Students asked Quiroz and Chavez questions that included how agricultural waste is disposed of (used to fertilize orchards), what is done with tree trimmings (grounded up then spread around campus as mulch) and if garbage generated by the campus community is sorted for recyclables (Burrtec Waste Services does this at its collection facility).
 
“Speaking to the class was fun and an opportunity to educate them on the challenges that we face. The students were very interested in what happens to the trash on campus,” Quiroz said. “It was an opportunity for them to get to know Facilities Management and it was an opportunity for us to educate the students on why we do what we do. We’re here to serve the students.”
 

Excavation Site Experiences

 
Danis has had her share of excavation work as an undergraduate and relates those experiences to her class. She performed field work in the arid plains of northern New Mexico and the Rio Grande, which gave her hands-on research experience and influenced her career path.
 
After graduating with a bachelor's degree in anthropology from Barnard College in 2010, she taught classes while completing her Ph.D. at UC Berkeley. Danis has also taught at Stanford, Cal State East Bay and the University of Denver before landing at CPP.
 
Her class focuses on the techniques and methodology used by archaeologists and can be applied in settings as familiar as the University Quad to remote desert excavation sites. Students also learn that the sometimes-tedious archaeological detective work isn’t what is portrayed by the swashbuckling Indiana Jones on the movie screen. 
 
“One of the things anthropologists like to say we do is we make the familiar strange.

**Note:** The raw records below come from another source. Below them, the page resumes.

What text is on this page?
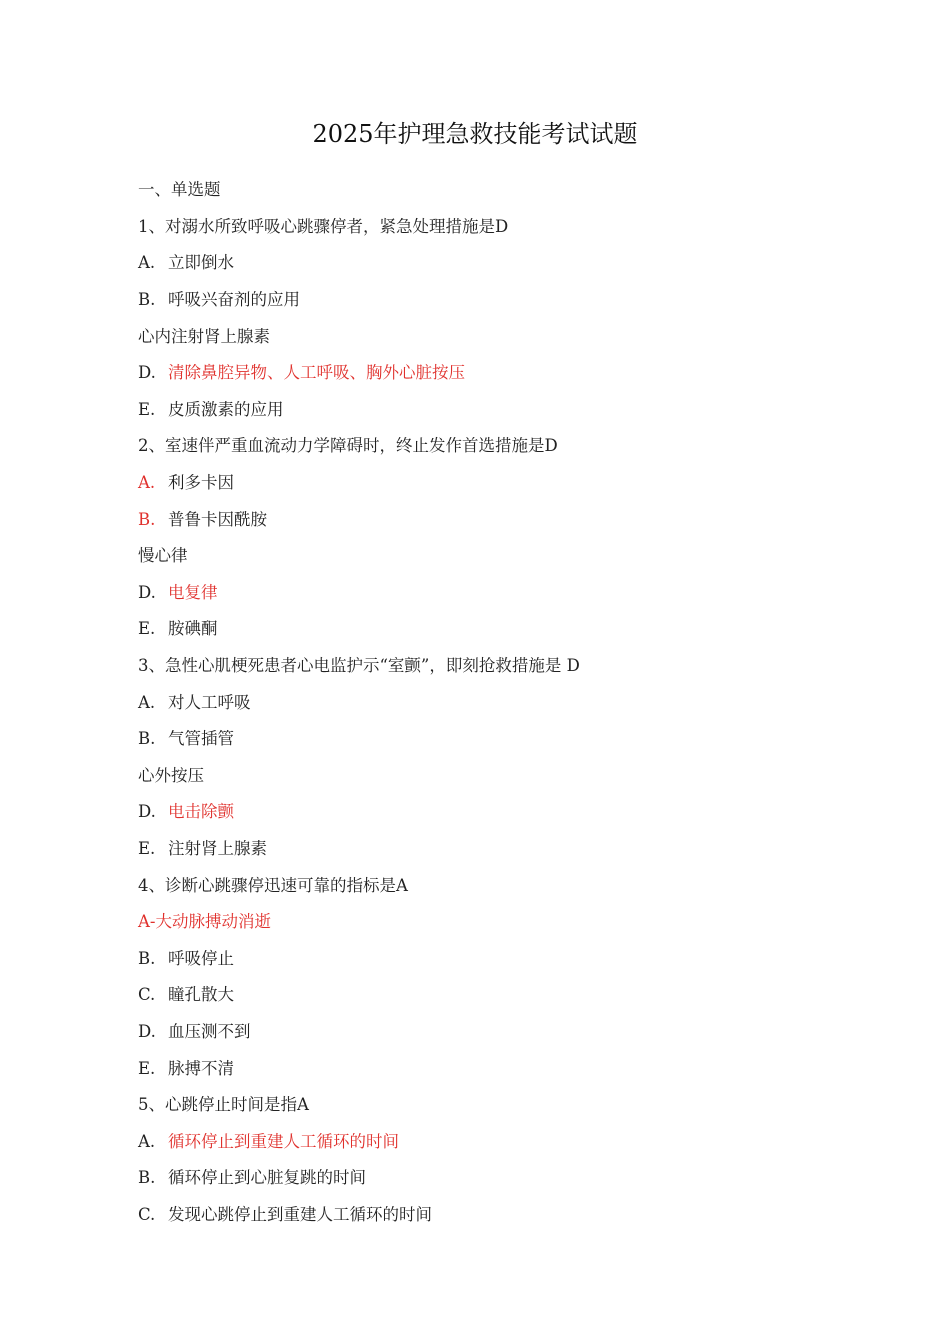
2025年护理急救技能考试试题
一、单选题
1、对溺水所致呼吸心跳骤停者，紧急处理措施是D
A. 立即倒水
B. 呼吸兴奋剂的应用
心内注射肾上腺素
D. 清除鼻腔异物、人工呼吸、胸外心脏按压
E. 皮质激素的应用
2、室速伴严重血流动力学障碍时，终止发作首选措施是D
A. 利多卡因
B. 普鲁卡因酰胺
慢心律
D. 电复律
E. 胺碘酮
3、急性心肌梗死患者心电监护示“室颤”，即刻抢救措施是 D
A. 对人工呼吸
B. 气管插管
心外按压
D. 电击除颤
E. 注射肾上腺素
4、诊断心跳骤停迅速可靠的指标是A
A-大动脉搏动消逝
B. 呼吸停止
C. 瞳孔散大
D. 血压测不到
E. 脉搏不清
5、心跳停止时间是指A
A. 循环停止到重建人工循环的时间
B. 循环停止到心脏复跳的时间
C. 发现心跳停止到重建人工循环的时间
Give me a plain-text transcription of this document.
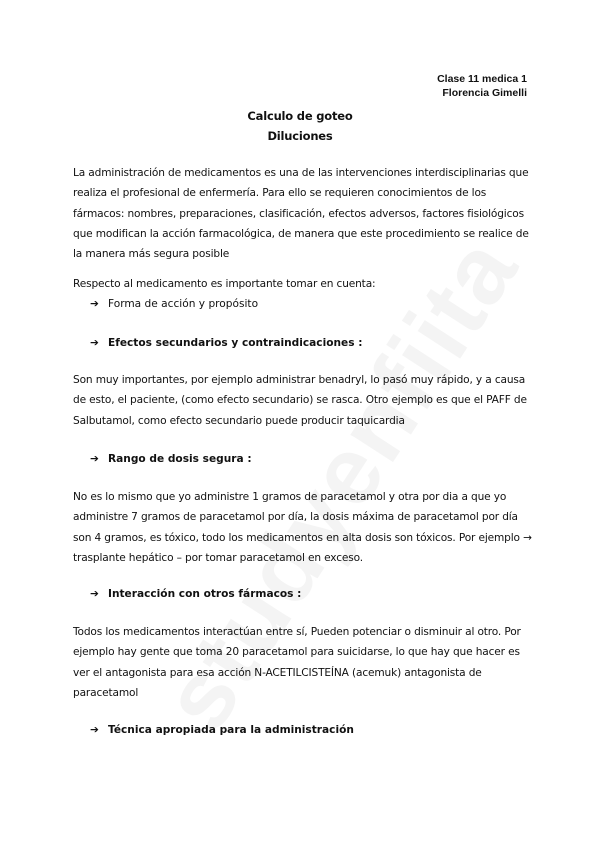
Clase 11 medica 1
Florencia Gimelli
Calculo de goteo
Diluciones

La administración de medicamentos es una de las intervenciones interdisciplinarias que realiza el profesional de enfermería. Para ello se requieren conocimientos de los fármacos: nombres, preparaciones, clasificación, efectos adversos, factores fisiológicos que modifican la acción farmacológica, de manera que este procedimiento se realice de la manera más segura posible

Respecto al medicamento es importante tomar en cuenta:

➔ Forma de acción y propósito
➔ Efectos secundarios y contraindicaciones :

Son muy importantes, por ejemplo administrar benadryl, lo pasó muy rápido, y a causa de esto, el paciente, (como efecto secundario) se rasca. Otro ejemplo es que el PAFF de Salbutamol, como efecto secundario puede producir taquicardia

➔ Rango de dosis segura :

No es lo mismo que yo administre 1 gramos de paracetamol y otra por dia a que yo administre 7 gramos de paracetamol por día, la dosis máxima de paracetamol por día son 4 gramos, es tóxico, todo los medicamentos en alta dosis son tóxicos. Por ejemplo → trasplante hepático – por tomar paracetamol en exceso.

➔ Interacción con otros fármacos :

Todos los medicamentos interactúan entre sí, Pueden potenciar o disminuir al otro. Por ejemplo hay gente que toma 20 paracetamol para suicidarse, lo que hay que hacer es ver el antagonista para esa acción N-ACETILCISTEÍNA (acemuk) antagonista de paracetamol

➔ Técnica apropiada para la administración
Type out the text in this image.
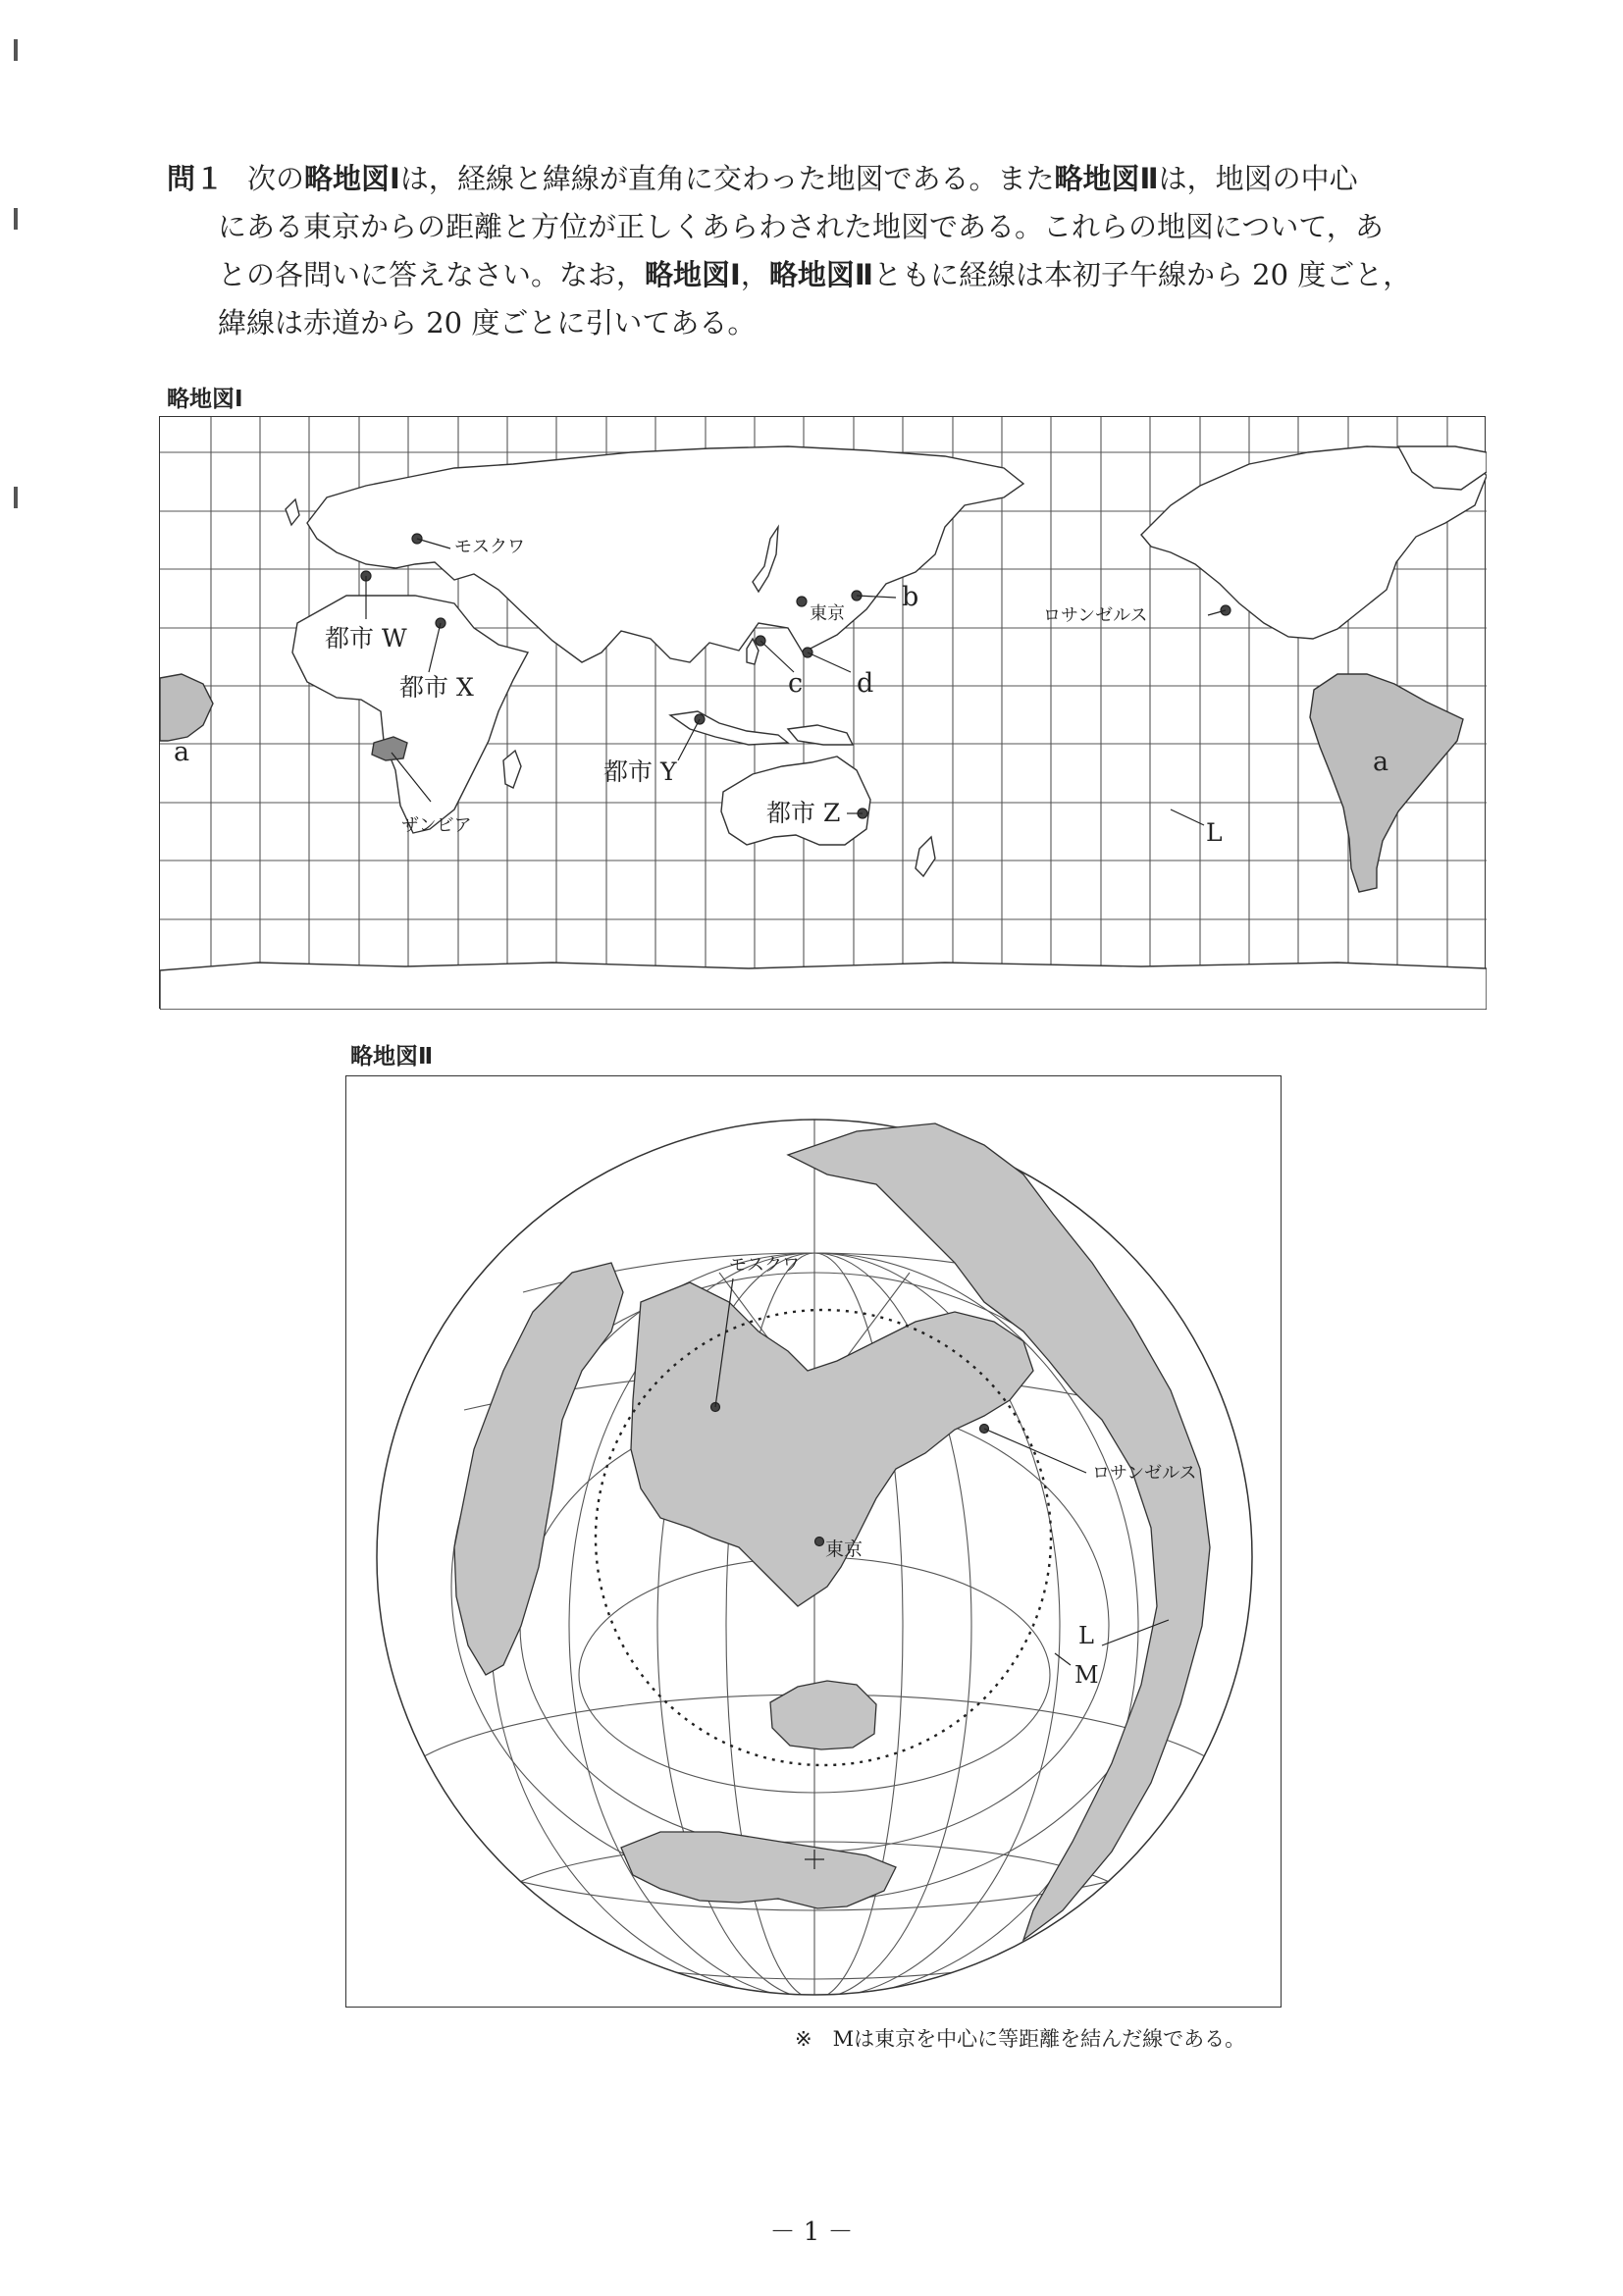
問１ 次の略地図Ⅰは，経線と緯線が直角に交わった地図である。また略地図Ⅱは，地図の中心
にある東京からの距離と方位が正しくあらわされた地図である。これらの地図について，あ
との各問いに答えなさい。なお，略地図Ⅰ，略地図Ⅱともに経線は本初子午線から 20 度ごと，
緯線は赤道から 20 度ごとに引いてある。
略地図Ⅰ
モスクワ
b
東京	ロサンゼルス
都市 W
都市 X	c d
a	a
都市 Y
都市 Z
ザンビア	L
略地図Ⅱ
モスクワ
ロサンゼルス
東京
L
M
※　Mは東京を中心に等距離を結んだ線である。
－ 1 －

If you work on material from a really distant time period, it's already strange,” Danis said. “You may not know what an object was used for and archaeologists have developed lots of methods to overcome that and be able to gain information from the past. In order to understand those methods, it's actually easier to start with something that students are really familiar with: energy drink cans, Cheetos bags and Panda Express containers.”